Air pressure is the lifeblood of any tire, as well as being about the only thing about a tire that the driver can actually change! There are, however quite a few misconceptions and some outright misinformation out there about tire pressure, and far too few drivers, (myself included) pay as much attention to their tire pressures as they should. Here's some straight scoop.
Know your pressure:
Most tires will have a number for “Max. Cold Press.” embossed on their sidewalls. Do not use this pressure in your tires! The proper air pressure will be on a plaque riveted inside the driver's front door. This is the car manufacturer's recommended pressure, based on the weight of the car and the tire size.
Many drivers like to fiddle with their tire pressures a bit, adjusting the ride firmer or softer. I don't, but if you do, I recommend doing it only within rather tight limits. I wouldn't adjust to much more than a few pounds on either side of the manufacturer's baseline. Most cars now have a tire pressure warning light that illuminates if pressures are outside 25% of baseline – if you see that, you're fiddling too much.
Some say that overpressuring the tires can help protect the wheels against impacts. This is untrue, in fact too much pressure can be as bad or worse than too little. Stiffer tires will transmit more energy from an impact to the wheels than tires that can flex a bit.
If you do fiddle with pressures, watch your tires very carefully for signs of irregular wear. “Cupping”, or too much wear in the center of the tread, is a sign of overpressure. Too much wear to the shoulders of the tire is a sign of too little pressure.
Air pressure will vary with temperature:
To get consistent readings always check your pressures before driving when the tires are cold. If you must add air to hot tires, leave a pound or two less than usual, depending on how much cold air you are adding. When cold weather comes around, make sure to check your pressures on frigid mornings – air pressure can drop about 1 psi for every 10 degree drop in temperature. Combined with cold-stiffened rubber, this loss of pressure can sometimes cause tires to spring otherwise unexplainable leaks.

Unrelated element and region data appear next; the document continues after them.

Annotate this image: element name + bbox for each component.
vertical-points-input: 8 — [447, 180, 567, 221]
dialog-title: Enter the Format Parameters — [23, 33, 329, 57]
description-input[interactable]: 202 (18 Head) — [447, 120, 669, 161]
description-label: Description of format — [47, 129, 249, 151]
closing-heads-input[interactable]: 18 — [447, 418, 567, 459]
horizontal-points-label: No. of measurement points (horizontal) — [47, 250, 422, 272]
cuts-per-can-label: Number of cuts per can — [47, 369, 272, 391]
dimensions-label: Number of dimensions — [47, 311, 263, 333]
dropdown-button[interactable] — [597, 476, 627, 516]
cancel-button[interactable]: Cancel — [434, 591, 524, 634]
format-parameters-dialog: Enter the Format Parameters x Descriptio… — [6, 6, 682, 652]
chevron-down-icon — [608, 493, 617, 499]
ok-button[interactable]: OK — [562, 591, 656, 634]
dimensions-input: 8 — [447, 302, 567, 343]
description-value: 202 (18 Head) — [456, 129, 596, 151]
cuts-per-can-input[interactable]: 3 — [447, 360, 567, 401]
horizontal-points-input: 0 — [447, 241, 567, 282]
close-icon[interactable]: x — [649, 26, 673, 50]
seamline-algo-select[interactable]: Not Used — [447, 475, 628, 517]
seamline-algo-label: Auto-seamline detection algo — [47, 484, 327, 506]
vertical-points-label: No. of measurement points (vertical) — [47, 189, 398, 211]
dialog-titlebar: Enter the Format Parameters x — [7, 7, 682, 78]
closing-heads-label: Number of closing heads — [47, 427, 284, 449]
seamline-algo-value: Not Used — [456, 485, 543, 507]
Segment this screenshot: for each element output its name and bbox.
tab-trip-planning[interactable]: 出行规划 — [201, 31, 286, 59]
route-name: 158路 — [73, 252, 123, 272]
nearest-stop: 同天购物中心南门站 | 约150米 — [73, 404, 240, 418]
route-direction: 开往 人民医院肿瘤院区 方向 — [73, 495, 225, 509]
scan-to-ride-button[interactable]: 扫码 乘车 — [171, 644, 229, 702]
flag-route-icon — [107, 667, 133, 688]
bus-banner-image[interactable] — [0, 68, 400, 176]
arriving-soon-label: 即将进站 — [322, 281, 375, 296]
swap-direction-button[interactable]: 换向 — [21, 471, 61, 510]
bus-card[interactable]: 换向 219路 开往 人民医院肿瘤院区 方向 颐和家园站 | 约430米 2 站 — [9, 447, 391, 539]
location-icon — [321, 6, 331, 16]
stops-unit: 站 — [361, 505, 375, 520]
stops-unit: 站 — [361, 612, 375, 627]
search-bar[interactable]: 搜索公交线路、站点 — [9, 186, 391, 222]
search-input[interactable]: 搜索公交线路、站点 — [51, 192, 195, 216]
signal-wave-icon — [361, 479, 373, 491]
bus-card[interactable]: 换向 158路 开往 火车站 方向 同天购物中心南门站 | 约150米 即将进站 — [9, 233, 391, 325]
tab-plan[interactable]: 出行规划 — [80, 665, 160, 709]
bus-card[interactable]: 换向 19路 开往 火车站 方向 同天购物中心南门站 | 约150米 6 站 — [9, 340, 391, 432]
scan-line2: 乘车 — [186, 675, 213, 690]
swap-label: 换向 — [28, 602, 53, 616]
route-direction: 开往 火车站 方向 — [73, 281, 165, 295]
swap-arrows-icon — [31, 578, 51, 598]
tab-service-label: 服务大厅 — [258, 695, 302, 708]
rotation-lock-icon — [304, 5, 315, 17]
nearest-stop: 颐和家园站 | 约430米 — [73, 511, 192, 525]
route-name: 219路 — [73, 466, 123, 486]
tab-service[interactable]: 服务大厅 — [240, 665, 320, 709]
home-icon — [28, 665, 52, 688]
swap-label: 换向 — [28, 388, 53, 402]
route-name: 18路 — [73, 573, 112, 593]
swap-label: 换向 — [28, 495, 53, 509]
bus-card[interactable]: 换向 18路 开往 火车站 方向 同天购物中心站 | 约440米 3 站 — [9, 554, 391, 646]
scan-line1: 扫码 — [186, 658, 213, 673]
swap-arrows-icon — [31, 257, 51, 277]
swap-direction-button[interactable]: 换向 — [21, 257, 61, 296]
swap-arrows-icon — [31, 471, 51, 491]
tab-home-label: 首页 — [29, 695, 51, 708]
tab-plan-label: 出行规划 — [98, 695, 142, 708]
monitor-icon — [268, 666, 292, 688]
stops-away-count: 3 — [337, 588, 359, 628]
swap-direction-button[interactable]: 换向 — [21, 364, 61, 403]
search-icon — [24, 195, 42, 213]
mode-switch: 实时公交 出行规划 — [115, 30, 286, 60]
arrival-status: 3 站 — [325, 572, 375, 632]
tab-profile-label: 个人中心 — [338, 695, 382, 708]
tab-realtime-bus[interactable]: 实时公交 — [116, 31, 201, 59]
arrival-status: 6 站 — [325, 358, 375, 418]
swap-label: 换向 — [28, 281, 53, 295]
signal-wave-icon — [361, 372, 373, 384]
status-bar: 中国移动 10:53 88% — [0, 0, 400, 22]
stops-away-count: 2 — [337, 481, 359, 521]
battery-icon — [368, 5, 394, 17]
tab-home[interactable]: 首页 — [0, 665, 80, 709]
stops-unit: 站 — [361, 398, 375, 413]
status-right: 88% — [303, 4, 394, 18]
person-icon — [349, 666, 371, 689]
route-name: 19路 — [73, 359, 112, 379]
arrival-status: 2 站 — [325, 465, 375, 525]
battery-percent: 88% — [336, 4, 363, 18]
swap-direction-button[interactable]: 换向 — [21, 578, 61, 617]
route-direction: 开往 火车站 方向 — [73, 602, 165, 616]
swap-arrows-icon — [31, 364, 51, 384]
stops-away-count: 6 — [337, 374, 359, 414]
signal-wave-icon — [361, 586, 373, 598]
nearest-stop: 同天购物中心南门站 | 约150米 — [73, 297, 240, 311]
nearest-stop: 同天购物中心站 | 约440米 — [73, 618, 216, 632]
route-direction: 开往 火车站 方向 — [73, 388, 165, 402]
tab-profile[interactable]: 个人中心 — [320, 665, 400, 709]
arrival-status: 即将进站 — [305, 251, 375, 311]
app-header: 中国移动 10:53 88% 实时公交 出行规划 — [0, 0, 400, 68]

Low pressure will damage your tire:
Running at low pressure on the tire for a sustained period of time can progressively damage the sidewall of the tire as it starts to fold over. Just a little bit of foldover will begin to damage the rubber, but at a certain point the sidewall folds enough that the inner edges touch, and this will start to scrub rubber off the inside of the tires, leaving the cords exposed, and handfuls of “rubber dust” inside the tire. At that point, the tire is destroyed. If your car is a 2007 model or later, it will have a “low tire pressure” light on the dashboard. Learn the international symbol for low tire pressure, because it can look very confusing if you've never seen it before. The whole point of TPMS is to warn you before the damage occurs.
Air pressure maintenance is actually one of the most important repeating maintenance items on your car. Proper air maintenance will give better gas mileage, avoid irregular wear and extend the life of your tires by thousands of miles. If it's not part of your maintenance routine – and for millions of drivers, it's not – you really should be trying to make it at least a monthly item.